Others cited their own cultures as reasons to never leave a guest hungry in their own home. In fact, Instagram account @LoverofGeography created a map in the wake of #Swedengate that highlights which European countries are more likely than others to feed their guests. Scandinavian countries such as Norway, Sweden, and Finland were highlighted in red, meaning “very unlikely to give you food”. Mediterranean countries such as Italy, Spain, and Greece were deemed “almost always” likely to serve food to their guests.

“Meanwhile in Indonesia, we cook extra food daily in case some friends, family, and neighbours coming during lunch/dinner time,” one person tweeted, while someone else said: “This doesn’t happen in Asian families. If anything, the host won’t eat so they can give more to the guest.”

Another person wrote: “Just so you know, Black people look down on people who do this. Not feeding a child when they come over to play but everybody else ate, is a guaranteed way to make sure that child will never come through your door again. We feed everybody. Even when we don’t have enough.”

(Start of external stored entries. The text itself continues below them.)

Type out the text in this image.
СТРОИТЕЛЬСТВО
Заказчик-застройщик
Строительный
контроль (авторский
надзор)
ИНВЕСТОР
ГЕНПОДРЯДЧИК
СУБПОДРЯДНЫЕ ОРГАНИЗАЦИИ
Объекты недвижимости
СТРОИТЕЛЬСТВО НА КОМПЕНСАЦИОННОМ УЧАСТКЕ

After days of debating Sweden’s cultural practices, it’s safe to say that #Swedengate won’t change much about the country’s unspoken rule to not feed their house guests. While the tradition is typical to Sweden, it seems that the only people who find it strange are those who aren’t from Sweden. If anything, the online discourse helped shed a light on the world’s differing cultures — even if they cause quite a stir.